As it happened, I was not to be disappointed, and the match between John and myself extended to the lack of desire for pomp and circumstance.
We looked around in our area for awhile, and decided on a lovely park, which was described as one of the most isolated and untouched parks in Travis County, and it did not disappoint. With 2 miles of shoreline along beautiful Lake Travis, we knew when we saw it the first time that it was where we’d come the day we wanted to unite.
How laid back was our wedding? Just to give you an idea… my dress, purchased from Goodwill, was $7.99 plus tax. The dress shoes John wore that day cost more than my wedding dress.
The bouquet? I made it the morning of our wedding from some flowers I picked up at the HEB grocery store right by our house, tied with some craft ribbon I had. I matched it to the flowers on my dress.
We told our pastor to please dress casually – he did not disappoint, and wore one of his signature Hawaiian shirts for the occasion (I could not love him more for that). We told him, and our two witnesses (Elaine, a woman who helped me prepare for my baptism the previous year, and Joan, our pre-marital counselor) to meet us at the entrance to the park on Sunday, March 28, 2004.
When everyone was present, we all loaded up into John’s truck and headed in. At $8 per vehicle, it was a pretty cheap rate for our Wedding Site.
Once inside, we made our way to the spot we had previously chosen, right along the banks of Lake Travis.

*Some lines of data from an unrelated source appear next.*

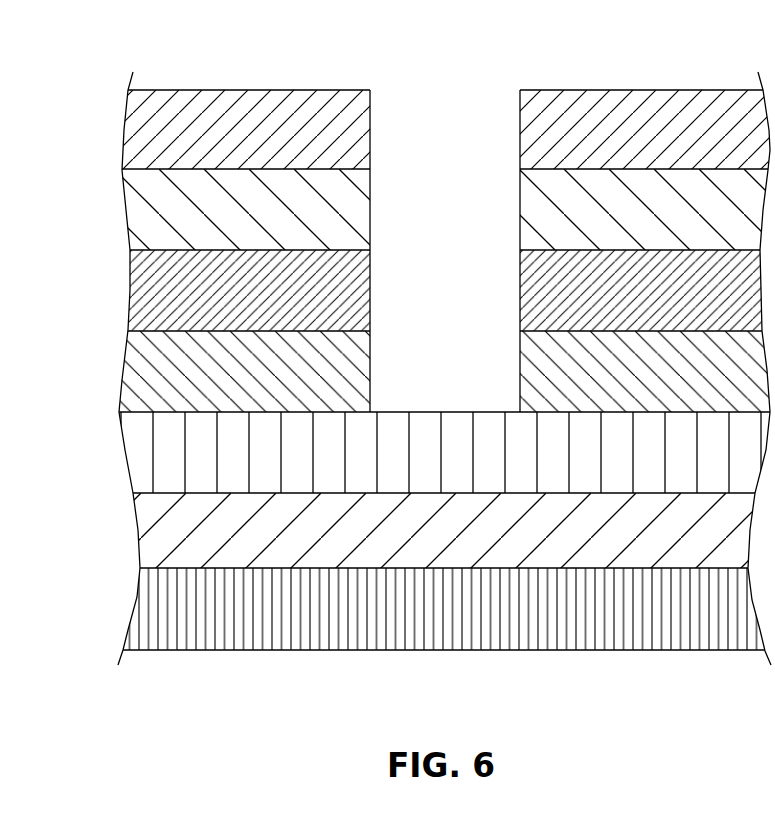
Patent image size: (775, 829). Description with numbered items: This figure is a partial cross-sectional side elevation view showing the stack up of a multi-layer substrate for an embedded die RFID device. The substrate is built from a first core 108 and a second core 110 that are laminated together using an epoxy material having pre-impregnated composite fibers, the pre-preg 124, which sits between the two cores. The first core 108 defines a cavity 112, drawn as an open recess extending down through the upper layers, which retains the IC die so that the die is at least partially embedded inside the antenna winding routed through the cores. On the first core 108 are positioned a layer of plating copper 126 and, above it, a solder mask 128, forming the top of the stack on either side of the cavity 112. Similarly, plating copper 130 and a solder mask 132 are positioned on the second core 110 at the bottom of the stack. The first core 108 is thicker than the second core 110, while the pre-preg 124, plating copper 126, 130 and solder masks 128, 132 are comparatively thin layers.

The first core 108 is at (130, 297).
The second core 110 is at (123, 450).
The cavity 112 is at (448, 283).
The pre-preg 124 is at (120, 380).
The plating copper 126 is at (127, 215).
The solder mask 128 is at (122, 133).
The plating copper 130 is at (140, 535).
The solder mask 132 is at (132, 623).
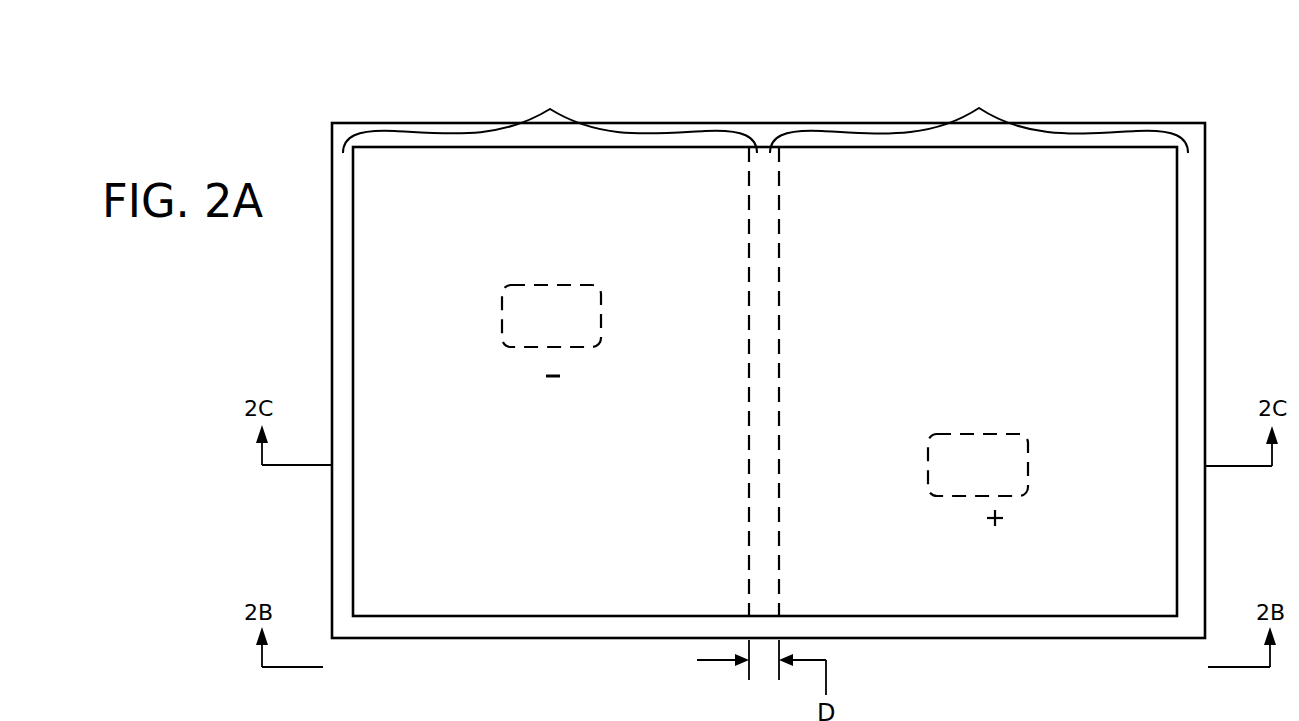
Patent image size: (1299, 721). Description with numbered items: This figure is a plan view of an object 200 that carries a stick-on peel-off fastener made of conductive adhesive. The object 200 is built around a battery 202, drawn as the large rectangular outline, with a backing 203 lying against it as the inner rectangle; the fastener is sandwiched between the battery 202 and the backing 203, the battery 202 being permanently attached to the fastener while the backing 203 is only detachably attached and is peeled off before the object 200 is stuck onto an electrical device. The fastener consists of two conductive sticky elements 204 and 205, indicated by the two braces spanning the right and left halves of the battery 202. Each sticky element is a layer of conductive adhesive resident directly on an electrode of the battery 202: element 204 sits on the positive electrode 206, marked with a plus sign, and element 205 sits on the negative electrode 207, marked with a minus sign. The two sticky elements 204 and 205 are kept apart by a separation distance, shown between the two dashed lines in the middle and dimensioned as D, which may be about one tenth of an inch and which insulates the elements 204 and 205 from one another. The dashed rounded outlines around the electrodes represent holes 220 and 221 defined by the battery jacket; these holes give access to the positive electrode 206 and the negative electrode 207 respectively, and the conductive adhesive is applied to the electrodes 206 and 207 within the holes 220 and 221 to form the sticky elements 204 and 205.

The object 200 is at (768, 364).
The battery 202 is at (410, 628).
The backing 203 is at (583, 588).
The conductive sticky element 204 is at (979, 112).
The conductive sticky element 205 is at (550, 117).
The positive electrode 206 is at (1004, 486).
The negative electrode 207 is at (573, 339).
The hole 220 is at (985, 434).
The hole 221 is at (565, 285).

One problem. The forecast was for rain, and it was clouding and graying up rather nicely. The clouds above us were ugly and threatening, and we were anxious and nervous.

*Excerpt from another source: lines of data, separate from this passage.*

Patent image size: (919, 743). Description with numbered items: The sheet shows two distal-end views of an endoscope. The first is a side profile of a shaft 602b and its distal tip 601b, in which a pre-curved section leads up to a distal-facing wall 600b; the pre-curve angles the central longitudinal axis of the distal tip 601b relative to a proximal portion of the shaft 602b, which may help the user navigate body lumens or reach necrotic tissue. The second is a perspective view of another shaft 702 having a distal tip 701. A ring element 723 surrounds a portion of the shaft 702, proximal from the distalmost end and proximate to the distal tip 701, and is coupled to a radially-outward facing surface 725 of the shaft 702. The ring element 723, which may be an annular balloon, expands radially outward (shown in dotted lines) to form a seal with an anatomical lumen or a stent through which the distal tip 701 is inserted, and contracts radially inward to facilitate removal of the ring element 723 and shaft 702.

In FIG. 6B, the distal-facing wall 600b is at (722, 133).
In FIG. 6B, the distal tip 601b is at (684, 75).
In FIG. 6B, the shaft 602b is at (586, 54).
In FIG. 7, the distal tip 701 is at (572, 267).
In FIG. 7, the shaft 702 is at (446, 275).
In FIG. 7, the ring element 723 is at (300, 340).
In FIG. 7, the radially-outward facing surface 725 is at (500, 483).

Our Pastor took his place, and, with our witnesses behind us, we stepped up to him.
He began the service.
Suddenly, like some crazy fairy-tale, the clouds directly above us shifted and opened up, revealing a section of blue sky and the sun, which shone down upon us, pushing against the clouds still bordering.

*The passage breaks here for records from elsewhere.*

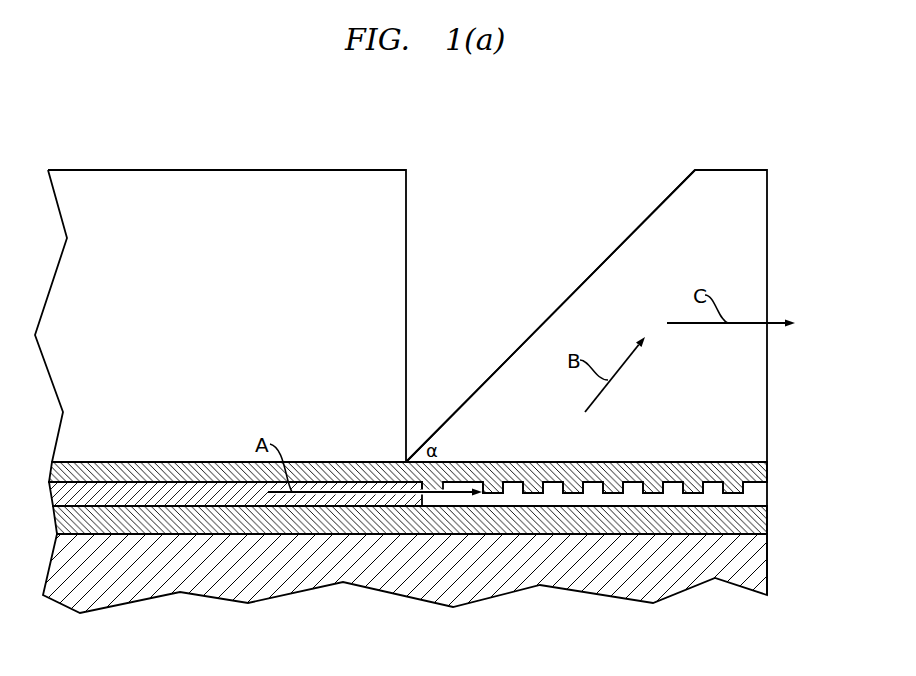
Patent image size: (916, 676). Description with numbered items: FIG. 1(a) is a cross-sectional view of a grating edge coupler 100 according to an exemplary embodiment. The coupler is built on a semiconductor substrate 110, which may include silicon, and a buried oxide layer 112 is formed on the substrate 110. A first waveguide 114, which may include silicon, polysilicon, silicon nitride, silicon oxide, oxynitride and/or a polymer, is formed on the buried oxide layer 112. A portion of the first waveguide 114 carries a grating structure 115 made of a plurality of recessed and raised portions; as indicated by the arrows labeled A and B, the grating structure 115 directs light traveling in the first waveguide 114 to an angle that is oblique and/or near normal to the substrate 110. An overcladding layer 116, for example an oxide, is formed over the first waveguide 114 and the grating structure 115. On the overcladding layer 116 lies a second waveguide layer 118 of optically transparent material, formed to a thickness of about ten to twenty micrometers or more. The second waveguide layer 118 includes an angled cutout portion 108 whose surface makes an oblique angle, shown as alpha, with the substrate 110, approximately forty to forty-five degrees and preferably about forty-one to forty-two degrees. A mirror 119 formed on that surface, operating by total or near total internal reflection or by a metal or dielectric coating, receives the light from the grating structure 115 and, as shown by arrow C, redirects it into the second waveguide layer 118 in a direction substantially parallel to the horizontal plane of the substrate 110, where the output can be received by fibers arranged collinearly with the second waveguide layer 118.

The grating edge coupler 100 is at (818, 152).
The angled cutout portion 108 is at (477, 222).
The semiconductor substrate 110 is at (688, 590).
The buried oxide (BOX) layer 112 is at (762, 520).
The first waveguide 114 is at (758, 490).
The grating structure 115 is at (663, 482).
The overcladding layer 116 is at (767, 465).
The second waveguide layer 118 is at (245, 170).
The mirror 119 is at (600, 262).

As that light and warmth hit us, I knew again that my heart had found the right place to live.
I will never forget that day and the promises I made. The way I felt and how hard it was for both of us just to speak our vows without crying like blubbering idiots.
Or how badly my highlights had grown out and that my hair was only a little bit longer than John’s.
Or how beautiful the man at my side was, inside and out.
And how, even when the sun isn’t shining on us, he is still where I want my heart to live.